The deposit that you pay must be registered by the landlord or the agent in the Tenancy Deposit Scheme. This is a government run scheme that will deal with any disputes over the deposit when you tenancy comes to an end. As long as you have paid your rent throughout your tenancy and have not caused any damage to the property you should get your deposit back in full.
Remember that when you pay your deposit and first months rent the landlord will require “cleared funds” before you can move in . Some transfers, especially from abroad, can take several days to clear so make sure that they are cleared in the landlords or agents account by the time you sign the contract.
9. When do I get the keys?!
On the day that you have agreed to start your contract you will meet with the landlord and/or the agent to sign the contract and check in. Your references will have been checked and your money will have cleared. The landlord or agent may carry out an inventory of the property making a note of the contents and condition, but this will have been agreed when you make your offer.
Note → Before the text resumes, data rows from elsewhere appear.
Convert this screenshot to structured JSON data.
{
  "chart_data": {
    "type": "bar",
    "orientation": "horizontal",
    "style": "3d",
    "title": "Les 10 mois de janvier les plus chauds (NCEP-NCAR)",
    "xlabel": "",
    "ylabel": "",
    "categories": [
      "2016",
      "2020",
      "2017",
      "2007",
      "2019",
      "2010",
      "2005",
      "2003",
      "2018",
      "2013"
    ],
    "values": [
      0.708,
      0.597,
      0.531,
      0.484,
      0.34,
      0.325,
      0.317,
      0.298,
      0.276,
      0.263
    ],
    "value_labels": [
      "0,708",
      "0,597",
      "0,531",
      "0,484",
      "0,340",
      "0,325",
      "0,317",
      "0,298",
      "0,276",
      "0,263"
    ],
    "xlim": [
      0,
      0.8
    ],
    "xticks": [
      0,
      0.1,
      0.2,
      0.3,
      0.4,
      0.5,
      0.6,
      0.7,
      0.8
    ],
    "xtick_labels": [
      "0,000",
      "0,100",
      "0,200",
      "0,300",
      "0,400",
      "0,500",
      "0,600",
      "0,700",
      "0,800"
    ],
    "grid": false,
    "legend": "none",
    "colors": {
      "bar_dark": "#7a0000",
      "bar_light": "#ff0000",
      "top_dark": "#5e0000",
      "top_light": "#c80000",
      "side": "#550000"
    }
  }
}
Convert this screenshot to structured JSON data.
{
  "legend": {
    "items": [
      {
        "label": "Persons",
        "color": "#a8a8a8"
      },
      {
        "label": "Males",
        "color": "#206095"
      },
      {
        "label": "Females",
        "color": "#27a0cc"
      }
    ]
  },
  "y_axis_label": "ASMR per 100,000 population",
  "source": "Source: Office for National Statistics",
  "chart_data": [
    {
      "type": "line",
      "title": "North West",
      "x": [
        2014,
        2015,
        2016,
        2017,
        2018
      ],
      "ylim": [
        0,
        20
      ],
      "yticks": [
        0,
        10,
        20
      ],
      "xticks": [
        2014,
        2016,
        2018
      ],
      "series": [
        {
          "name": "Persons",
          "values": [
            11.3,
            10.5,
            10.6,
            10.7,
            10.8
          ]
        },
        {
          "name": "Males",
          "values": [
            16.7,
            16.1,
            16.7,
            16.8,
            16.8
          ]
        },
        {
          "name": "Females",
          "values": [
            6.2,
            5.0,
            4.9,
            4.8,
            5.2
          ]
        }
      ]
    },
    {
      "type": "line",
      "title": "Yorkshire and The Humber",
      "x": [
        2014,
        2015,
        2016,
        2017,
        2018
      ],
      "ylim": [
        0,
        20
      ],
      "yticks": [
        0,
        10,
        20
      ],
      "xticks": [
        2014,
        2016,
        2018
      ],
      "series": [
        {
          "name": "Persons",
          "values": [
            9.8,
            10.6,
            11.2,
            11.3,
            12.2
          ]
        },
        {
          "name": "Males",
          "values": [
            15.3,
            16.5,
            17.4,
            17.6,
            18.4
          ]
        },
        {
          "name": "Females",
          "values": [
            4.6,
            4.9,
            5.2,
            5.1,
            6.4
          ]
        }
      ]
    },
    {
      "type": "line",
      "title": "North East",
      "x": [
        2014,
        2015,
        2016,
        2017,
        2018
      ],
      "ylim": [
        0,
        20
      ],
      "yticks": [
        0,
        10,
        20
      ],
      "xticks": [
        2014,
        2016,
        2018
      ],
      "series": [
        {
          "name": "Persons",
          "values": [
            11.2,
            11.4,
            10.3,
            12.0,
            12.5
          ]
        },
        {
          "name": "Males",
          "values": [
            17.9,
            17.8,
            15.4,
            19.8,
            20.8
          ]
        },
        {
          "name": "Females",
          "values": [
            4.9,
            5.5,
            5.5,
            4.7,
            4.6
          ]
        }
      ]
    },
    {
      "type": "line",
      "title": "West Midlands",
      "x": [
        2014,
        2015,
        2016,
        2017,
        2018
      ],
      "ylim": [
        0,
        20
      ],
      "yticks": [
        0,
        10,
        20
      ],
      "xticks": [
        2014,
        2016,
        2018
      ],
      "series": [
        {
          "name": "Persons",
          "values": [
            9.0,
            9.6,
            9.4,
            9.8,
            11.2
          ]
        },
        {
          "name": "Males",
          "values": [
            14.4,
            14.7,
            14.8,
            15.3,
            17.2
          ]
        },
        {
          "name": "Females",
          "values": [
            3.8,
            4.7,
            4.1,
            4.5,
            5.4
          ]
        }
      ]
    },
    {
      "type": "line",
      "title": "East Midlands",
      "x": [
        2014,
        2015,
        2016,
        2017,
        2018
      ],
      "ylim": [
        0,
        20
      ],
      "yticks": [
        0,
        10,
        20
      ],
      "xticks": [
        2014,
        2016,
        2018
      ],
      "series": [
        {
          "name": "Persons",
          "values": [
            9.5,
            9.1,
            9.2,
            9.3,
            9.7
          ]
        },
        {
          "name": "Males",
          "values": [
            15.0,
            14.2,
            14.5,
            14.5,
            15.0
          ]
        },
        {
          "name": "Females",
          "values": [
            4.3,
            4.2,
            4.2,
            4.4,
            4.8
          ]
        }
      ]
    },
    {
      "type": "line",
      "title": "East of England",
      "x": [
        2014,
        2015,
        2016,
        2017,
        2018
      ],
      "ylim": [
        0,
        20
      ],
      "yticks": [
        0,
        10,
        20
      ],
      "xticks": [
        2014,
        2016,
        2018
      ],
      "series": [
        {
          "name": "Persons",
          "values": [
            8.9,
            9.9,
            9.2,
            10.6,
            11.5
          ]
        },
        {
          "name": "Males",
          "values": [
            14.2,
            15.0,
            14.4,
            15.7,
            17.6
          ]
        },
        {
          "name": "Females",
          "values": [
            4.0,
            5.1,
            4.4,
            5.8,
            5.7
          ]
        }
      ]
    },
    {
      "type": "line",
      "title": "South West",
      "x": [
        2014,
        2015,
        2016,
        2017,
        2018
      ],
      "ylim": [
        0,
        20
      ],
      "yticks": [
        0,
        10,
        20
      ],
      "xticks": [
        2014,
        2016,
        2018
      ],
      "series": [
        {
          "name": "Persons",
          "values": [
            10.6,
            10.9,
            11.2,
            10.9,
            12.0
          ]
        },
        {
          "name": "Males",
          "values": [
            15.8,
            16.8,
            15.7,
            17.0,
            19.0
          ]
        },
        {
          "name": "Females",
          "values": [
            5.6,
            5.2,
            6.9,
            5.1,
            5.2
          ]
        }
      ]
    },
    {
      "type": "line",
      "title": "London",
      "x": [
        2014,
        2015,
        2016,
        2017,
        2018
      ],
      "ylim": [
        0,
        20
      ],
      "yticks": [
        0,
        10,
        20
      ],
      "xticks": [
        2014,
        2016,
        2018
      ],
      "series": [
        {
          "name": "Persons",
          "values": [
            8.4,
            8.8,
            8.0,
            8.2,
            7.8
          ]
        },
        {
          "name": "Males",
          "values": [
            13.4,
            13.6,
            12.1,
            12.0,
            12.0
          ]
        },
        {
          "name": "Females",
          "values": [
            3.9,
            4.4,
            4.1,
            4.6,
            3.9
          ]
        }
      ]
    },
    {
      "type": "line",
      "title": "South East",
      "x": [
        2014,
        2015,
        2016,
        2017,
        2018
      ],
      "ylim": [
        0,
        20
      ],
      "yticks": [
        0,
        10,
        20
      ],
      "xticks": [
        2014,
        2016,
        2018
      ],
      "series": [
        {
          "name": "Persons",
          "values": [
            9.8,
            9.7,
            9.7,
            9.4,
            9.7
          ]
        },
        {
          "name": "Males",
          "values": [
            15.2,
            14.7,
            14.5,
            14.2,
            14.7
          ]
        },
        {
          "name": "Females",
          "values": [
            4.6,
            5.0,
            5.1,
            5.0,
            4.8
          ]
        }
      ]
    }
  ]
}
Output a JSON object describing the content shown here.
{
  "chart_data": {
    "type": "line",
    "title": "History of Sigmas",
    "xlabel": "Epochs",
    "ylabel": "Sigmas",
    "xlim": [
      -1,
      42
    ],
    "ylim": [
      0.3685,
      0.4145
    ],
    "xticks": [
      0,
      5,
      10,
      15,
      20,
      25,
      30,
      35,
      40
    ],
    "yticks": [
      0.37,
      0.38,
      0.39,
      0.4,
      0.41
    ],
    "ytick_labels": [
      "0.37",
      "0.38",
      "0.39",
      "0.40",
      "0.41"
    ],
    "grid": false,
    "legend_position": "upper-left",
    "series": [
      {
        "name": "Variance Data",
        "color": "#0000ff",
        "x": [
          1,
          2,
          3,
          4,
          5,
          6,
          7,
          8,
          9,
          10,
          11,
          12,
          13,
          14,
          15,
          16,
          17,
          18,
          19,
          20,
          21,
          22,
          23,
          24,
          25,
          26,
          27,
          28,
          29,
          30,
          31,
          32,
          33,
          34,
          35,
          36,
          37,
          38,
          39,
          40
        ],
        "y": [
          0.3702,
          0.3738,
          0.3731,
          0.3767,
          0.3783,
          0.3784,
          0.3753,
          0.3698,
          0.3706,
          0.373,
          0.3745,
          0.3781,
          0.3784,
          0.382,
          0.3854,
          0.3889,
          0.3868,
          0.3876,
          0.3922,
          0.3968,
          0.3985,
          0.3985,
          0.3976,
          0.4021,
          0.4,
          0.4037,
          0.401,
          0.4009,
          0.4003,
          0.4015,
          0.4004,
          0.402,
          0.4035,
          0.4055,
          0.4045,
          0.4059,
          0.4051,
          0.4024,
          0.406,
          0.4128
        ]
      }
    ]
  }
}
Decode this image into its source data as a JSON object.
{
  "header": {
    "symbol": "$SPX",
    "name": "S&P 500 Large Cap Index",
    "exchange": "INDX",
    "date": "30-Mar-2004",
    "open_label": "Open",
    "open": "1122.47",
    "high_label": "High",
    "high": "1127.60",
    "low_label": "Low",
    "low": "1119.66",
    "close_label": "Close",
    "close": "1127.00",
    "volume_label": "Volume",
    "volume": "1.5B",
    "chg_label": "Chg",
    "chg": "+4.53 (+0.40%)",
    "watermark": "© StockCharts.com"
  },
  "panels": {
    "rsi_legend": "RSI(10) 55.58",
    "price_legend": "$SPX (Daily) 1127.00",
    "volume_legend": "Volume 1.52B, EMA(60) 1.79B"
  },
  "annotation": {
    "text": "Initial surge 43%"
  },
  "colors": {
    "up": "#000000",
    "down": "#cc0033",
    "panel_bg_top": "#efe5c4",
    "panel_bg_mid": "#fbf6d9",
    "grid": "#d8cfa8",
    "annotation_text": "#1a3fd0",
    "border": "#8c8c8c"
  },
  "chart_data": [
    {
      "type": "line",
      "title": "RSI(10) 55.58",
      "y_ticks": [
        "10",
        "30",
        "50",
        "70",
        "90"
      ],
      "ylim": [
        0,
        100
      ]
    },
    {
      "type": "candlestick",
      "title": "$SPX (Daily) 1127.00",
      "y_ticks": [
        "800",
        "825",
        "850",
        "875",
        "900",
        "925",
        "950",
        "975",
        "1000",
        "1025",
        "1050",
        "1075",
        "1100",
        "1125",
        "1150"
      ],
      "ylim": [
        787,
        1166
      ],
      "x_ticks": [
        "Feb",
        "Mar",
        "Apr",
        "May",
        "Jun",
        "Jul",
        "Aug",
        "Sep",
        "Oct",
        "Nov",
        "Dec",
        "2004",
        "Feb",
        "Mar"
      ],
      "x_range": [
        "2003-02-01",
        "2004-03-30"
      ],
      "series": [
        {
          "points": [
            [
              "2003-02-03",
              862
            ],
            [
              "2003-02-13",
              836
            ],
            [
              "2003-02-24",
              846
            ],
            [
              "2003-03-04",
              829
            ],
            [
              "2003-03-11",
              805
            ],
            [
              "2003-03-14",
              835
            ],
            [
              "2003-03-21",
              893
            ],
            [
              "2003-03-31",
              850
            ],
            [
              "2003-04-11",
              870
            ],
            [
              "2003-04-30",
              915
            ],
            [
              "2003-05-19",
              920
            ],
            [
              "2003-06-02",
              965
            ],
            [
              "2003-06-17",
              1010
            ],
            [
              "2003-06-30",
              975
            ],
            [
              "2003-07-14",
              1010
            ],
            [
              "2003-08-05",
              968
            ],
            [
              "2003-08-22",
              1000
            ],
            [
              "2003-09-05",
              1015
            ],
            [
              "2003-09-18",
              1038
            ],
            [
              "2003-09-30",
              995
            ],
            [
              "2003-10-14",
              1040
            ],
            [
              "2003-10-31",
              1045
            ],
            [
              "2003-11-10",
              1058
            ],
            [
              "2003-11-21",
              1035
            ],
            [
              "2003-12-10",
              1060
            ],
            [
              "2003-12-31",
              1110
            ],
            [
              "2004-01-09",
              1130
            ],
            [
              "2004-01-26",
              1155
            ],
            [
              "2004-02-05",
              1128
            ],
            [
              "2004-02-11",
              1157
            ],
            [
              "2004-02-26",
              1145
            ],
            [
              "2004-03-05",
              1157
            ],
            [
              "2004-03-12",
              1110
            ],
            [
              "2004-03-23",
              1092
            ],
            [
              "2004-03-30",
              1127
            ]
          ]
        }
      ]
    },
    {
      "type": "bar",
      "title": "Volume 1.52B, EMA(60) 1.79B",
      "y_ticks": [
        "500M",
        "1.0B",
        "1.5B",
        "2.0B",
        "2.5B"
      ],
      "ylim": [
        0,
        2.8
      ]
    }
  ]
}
That’s it- you will now be able to enjoy your new property!
10. How do I pay my rent?
This will be agreed when you check in but generally it will be monthly and you will pay by standing order from your bank account directly to the landlord or to the agency.
What happens if I have any maintenance problems?
Call your landlord or agency. You will have discussed this when you make your offer and it should be clear in your contract who is responsible.
Renting in London is usually a safe business however there are criminals operating that will try and take advantage of a few unlucky people. To stay safe when looking for a rental property in London follow these points:
- you must always view any property before you pay any money at all
- never pay any money at all to view a property or to reserve it before you have seen it
- never pay any money at all to someone you haven’t met
- satisfy yourself that the person showing you has the right to rent this property to you. Are they an agent or the landlord- if so prove it
- ask as many questions as you can about the property and the individual showing it to you
- ask for receipts for everything that you pay (holding deposit, deposit, rent etc.)
- use your common sense. If it sounds too good to be true- it is!